With BuildKit properly packaged, Docker users on RISC-V64 can now:

  1. Run buildkitd as a system service for persistent build caching (no more rebuilding everything every time)
  2. Use Buildx for multi-platform builds targeting riscv64 alongside amd64, arm64, and other architectures
  3. Build container images locally without relying on remote builders or QEMU emulation

My demo's Step 5 works now. More importantly, anyone else trying to use Docker Buildx on RISC-V64 won't hit the same wall I did.


Key Learnings (So You Don't Have to Learn Them the Hard Way)

Note: Go binaries need override_dh_dwz in Debian packaging. The dwz optimizer cannot handle Go's debug format and will fail the build. Just skip it entirely—Go binaries are already pretty well optimized.

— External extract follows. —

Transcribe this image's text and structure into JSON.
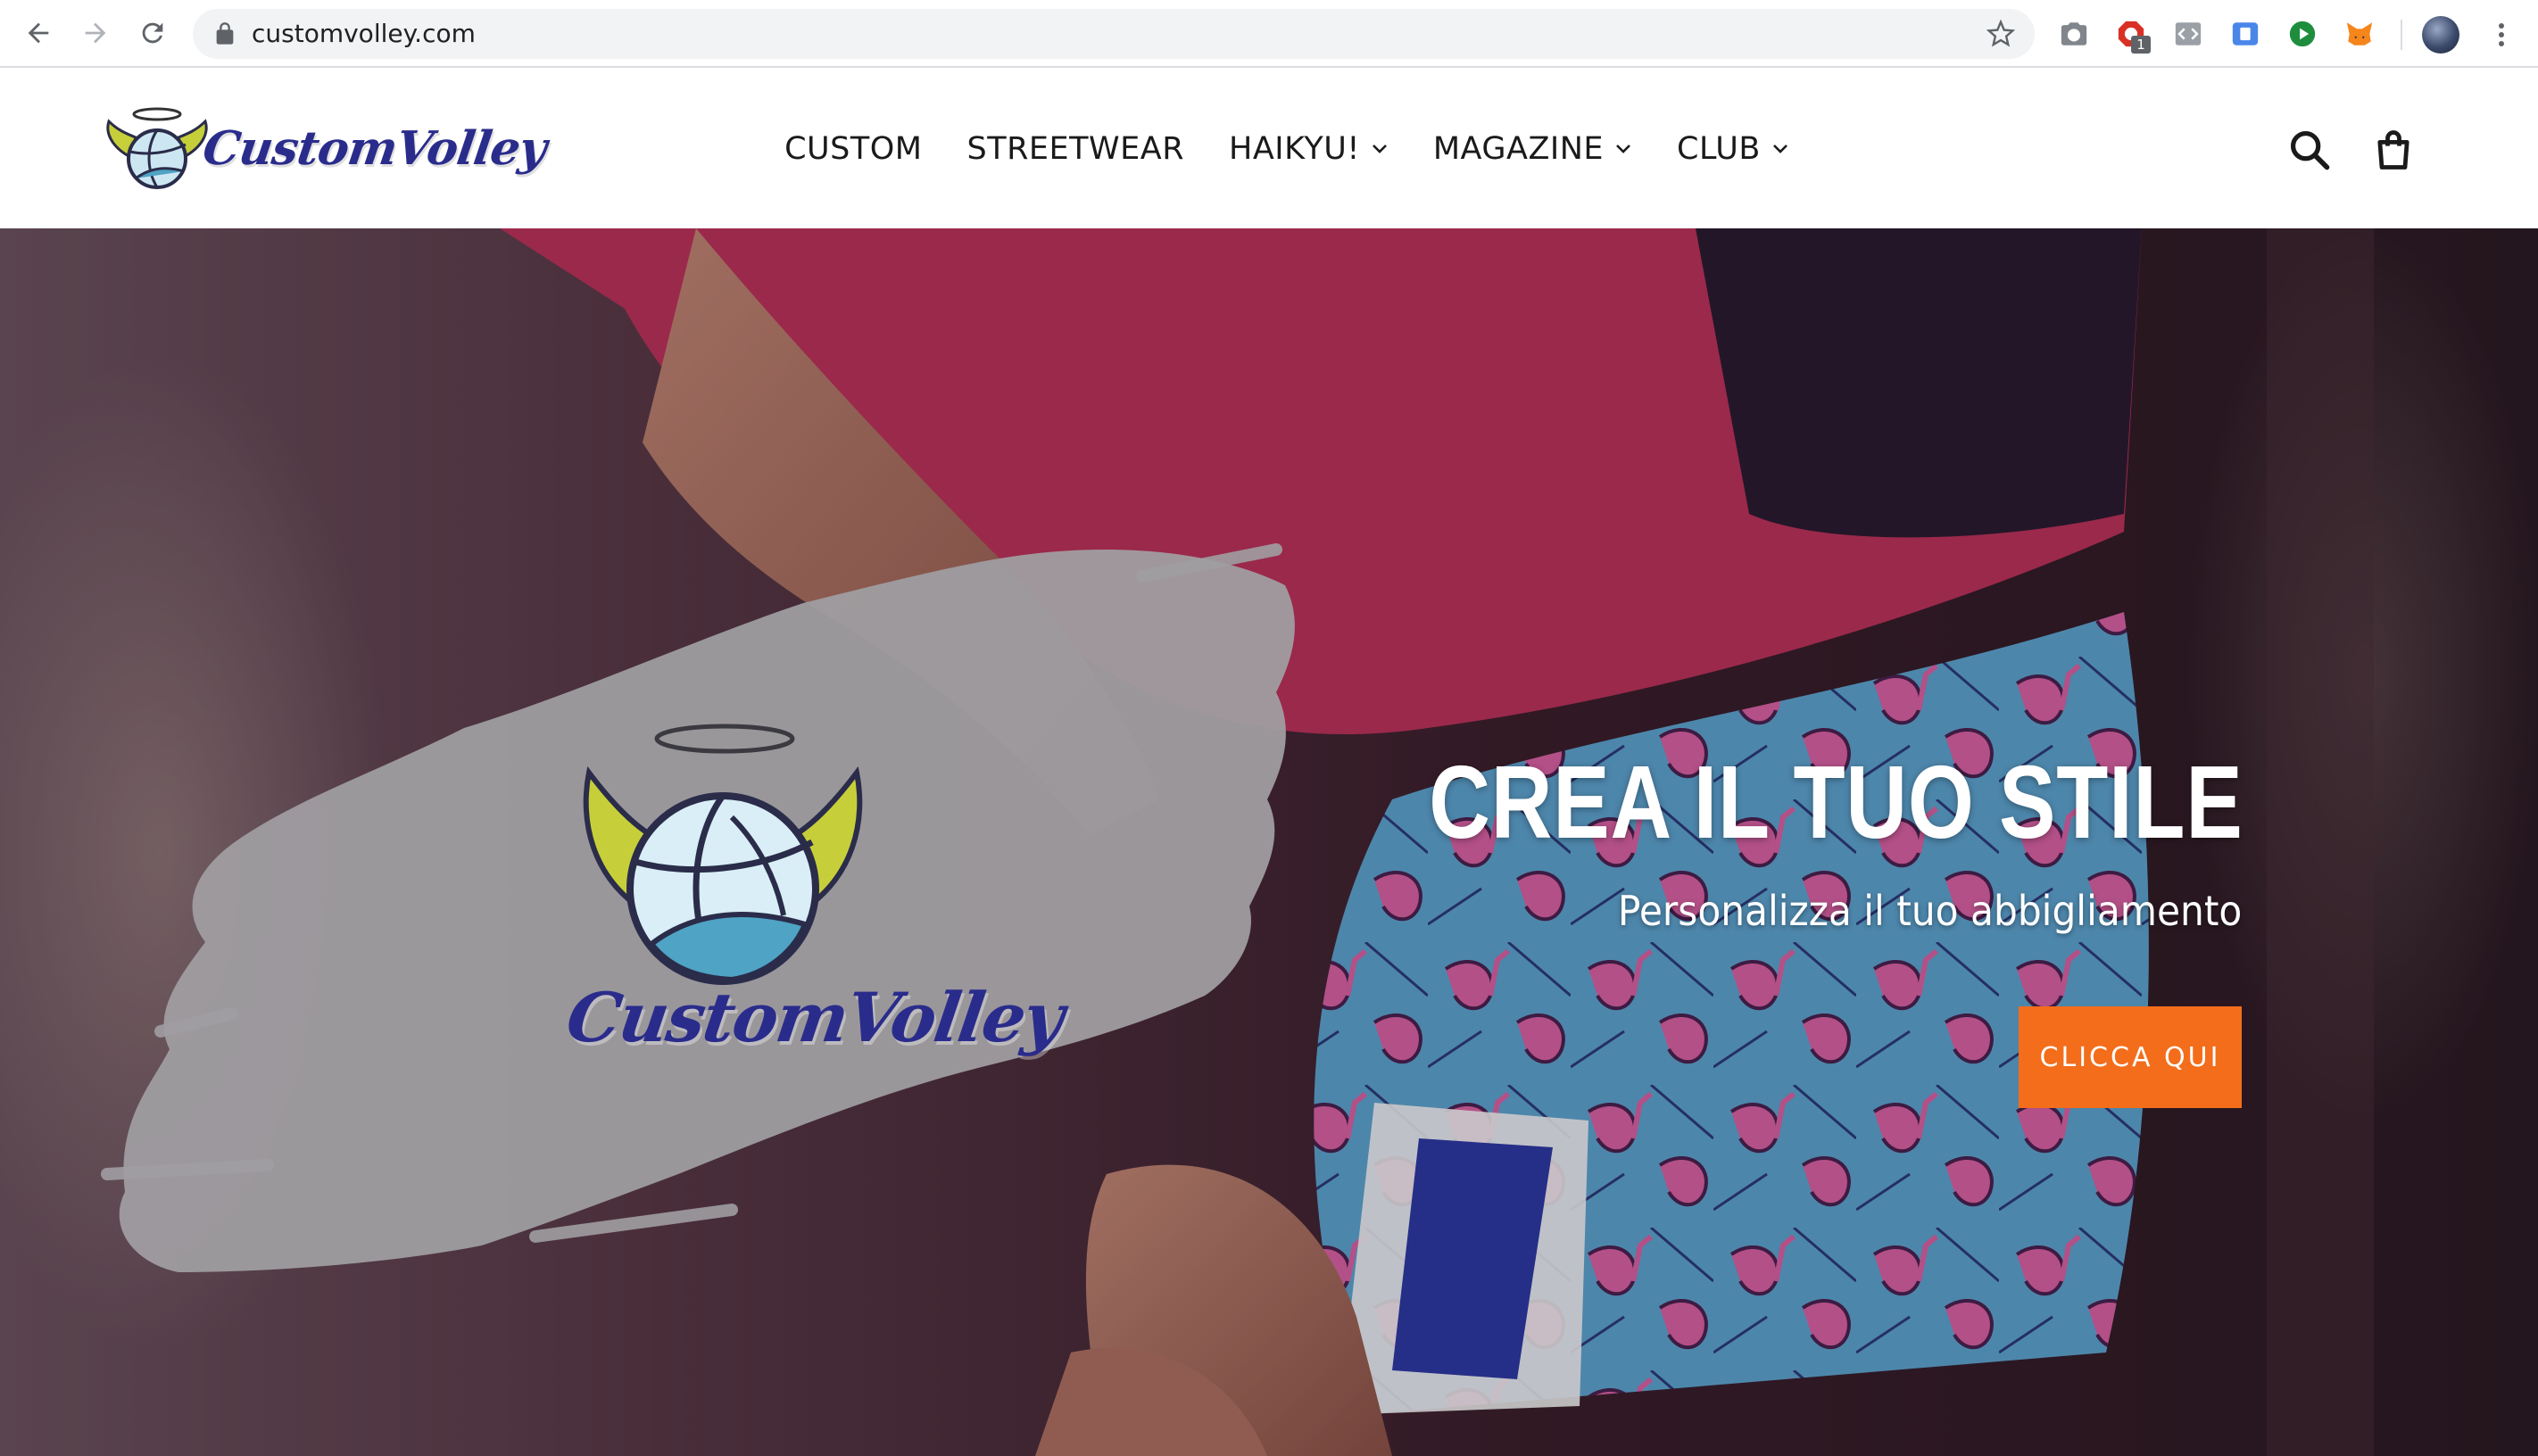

Note: When supporting both official releases and dev builds, use semver regex patterns to distinguish them. v[0-9]+\.[0-9]+\.[0-9]+ matches real versions. vYYYYMMDD-dev does not. This prevents accidental downgrades in package version numbers.

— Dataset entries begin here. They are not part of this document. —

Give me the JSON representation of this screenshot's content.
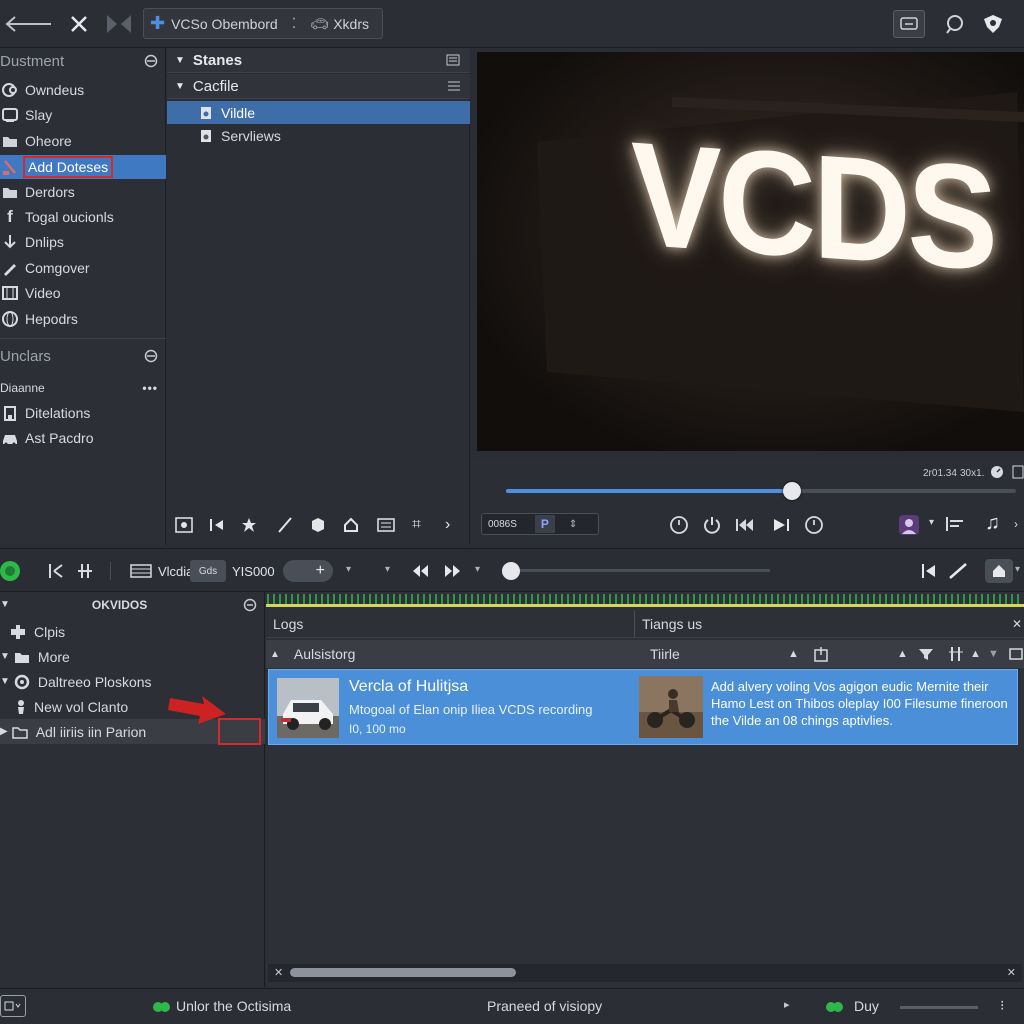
{
  "topbar": {
    "project_label": "VCSo Obembord",
    "right_label": "Xkdrs"
  },
  "sidebar": {
    "section1": "Dustment",
    "items": [
      {
        "label": "Owndeus",
        "icon": "link-icon"
      },
      {
        "label": "Slay",
        "icon": "device-icon"
      },
      {
        "label": "Oheore",
        "icon": "folder-icon"
      },
      {
        "label": "Add Doteses",
        "icon": "brush-icon"
      },
      {
        "label": "Derdors",
        "icon": "folder-icon"
      },
      {
        "label": "Togal oucionls",
        "icon": "facebook-icon"
      },
      {
        "label": "Dnlips",
        "icon": "download-icon"
      },
      {
        "label": "Comgover",
        "icon": "pen-icon"
      },
      {
        "label": "Video",
        "icon": "film-icon"
      },
      {
        "label": "Hepodrs",
        "icon": "globe-icon"
      }
    ],
    "section2": "Unclars",
    "subhead": "Diaanne",
    "items2": [
      {
        "label": "Ditelations",
        "icon": "building-icon"
      },
      {
        "label": "Ast Pacdro",
        "icon": "car-icon"
      }
    ]
  },
  "middle": {
    "head1": "Stanes",
    "head2": "Cacfile",
    "items": [
      {
        "label": "Vildle"
      },
      {
        "label": "Servliews"
      }
    ]
  },
  "preview": {
    "title_text": "VCDS"
  },
  "transport": {
    "time1": "2r01.34",
    "time2": "30x1.",
    "timecode": "0086S",
    "progress": 0.56
  },
  "timeline": {
    "label_media": "Vlcdia",
    "badge": "Gds",
    "label_right": "YIS000"
  },
  "lowleft": {
    "head": "OKVIDOS",
    "items": [
      {
        "label": "Clpis",
        "icon": "puzzle-icon"
      },
      {
        "label": "More",
        "icon": "folder-icon"
      },
      {
        "label": "Daltreeo Ploskons",
        "icon": "gear-icon"
      },
      {
        "label": "New vol Clanto",
        "icon": "person-icon"
      },
      {
        "label": "Adl iiriis iin Parion",
        "icon": "folder-icon"
      }
    ]
  },
  "lowright": {
    "tab1": "Logs",
    "tab2": "Tiangs us",
    "col1": "Aulsistorg",
    "col2": "Tiirle",
    "row": {
      "title": "Vercla of Hulitjsa",
      "desc1": "Mtogoal of Elan onip Iliea VCDS recording",
      "desc2": "I0, 100 mo",
      "right_text": "Add alvery voling Vos agigon eudic Mernite their Hamo Lest on Thibos oleplay I00 Filesume fineroon the Vilde an 08 chings aptivlies."
    }
  },
  "status": {
    "left": "Unlor the Octisima",
    "center": "Praneed of visiopy",
    "right": "Duy"
  },
  "colors": {
    "accent": "#3f79c1",
    "selection_row": "#4a8fd8",
    "annotation": "#d32a2a",
    "green": "#2fb84a"
  }
}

Note: Unlike Docker Engine (which required multiple patches and workarounds), BuildKit requires zero RISC-V64 patches. It builds directly from upstream with CGO_ENABLED=0. Sometimes things are actually easier than you expect.


References & Links


Takeaways & Tips

  • Always check upstream build configs first - BuildKit already supported RISC-V64, I just needed to actually build it
  • Go binaries need special handling in Debian - Add override_dh_dwz to your rules file or the build will fail
  • Version schemes matter for packaging - Dev builds with 0.0.YYYYMMDD versions will confuse package managers expecting semver
  • Use regex patterns to filter releases - Distinguish official releases from dev builds automatically with semver patterns
  • RPM packaging is often easier than .deb - No dwz issues, cleaner workflows, fewer surprises

Total time from blocked demo to working packages: approximately 4 hours. Not bad for gaining multi-platform build support on an entire architecture.

If you're running Docker on RISC-V64 and want to try Buildx, give it a whirl; the packages are ready and waiting.